Looking at stored/released heat capacity by unit volume (Q_s/r^V) (Figure 9a–f) it can be seen that MH shows the lowest stored/released heat capacity that is 285 MJ/m³ with respect to MH-M samples for which a higher Q_s/r^V is generally observed, as a consequence of the higher apparent density (Table 3).

The highest value 725 MJ/m³ is achieved on MH-Co3 (Figure 9e), which is almost three times higher than MH’s value. This value is, so far, the highest reported in the literature for pure Mg(OH)₂ heat storage material. The stored heat increases with an increase in the metal load doping. Released heat per volume unit in doped samples almost never reaches the 100% of stored heat.

4. Conclusions

The present study clearly suggests that morphological characteristics (porosity, mean particle size) and apparent density are significantly influenced by the Me (Ca²⁺, Ni²⁺, Co²⁺) doping during the preparation of Mg(OH)₂ through precipitation.

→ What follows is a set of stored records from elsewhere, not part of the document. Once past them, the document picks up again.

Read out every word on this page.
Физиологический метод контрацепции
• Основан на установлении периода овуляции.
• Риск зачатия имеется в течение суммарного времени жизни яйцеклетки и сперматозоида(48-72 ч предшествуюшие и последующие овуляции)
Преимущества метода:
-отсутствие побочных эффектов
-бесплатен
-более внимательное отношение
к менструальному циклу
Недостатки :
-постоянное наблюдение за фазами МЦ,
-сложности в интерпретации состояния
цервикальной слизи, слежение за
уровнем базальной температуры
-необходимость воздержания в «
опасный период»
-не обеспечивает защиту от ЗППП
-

It was found that, considering that no calcium, cobalt and nickel hydroxides precipitate during the synthesis, these metal ions are included into Mg(OH)₂ host matrix, as confirmed by Rietveld refinement of XRD analysis. All the investigated samples show an apparent density increase. MH-Co3, which presents badly crystallized and highly packed hydroxide, reaches a higher density than the MH sample of 200%. Apparent density describes two concomitant effects that are the lowering of particle size and the strong agglomeration of magnesium hydroxide particles (MH-Ca and MH-Ni samples) with a consequent decrease in sample porosity. In MH-Co case, the high density is due to a densely packed amorphous material formation. A correlation between morphological properties and the thermochemical behavior of Mg(OH)₂ is found. In particular, for all the investigated doped samples a lower reacted fraction is obtained in comparison with the not-doped material. However, because of the higher apparent density, the doped samples exhibit higher volumetric stored/released heat capacity. The highest value is reported for MH-Co3 sample (725 MJ/m³), and it is almost three times higher than MH’s value. In future development, the doped samples will be further investigated to enhance their performance, while maintaining the high density, and they will be tested for several cycles, to investigate their stability in real applications.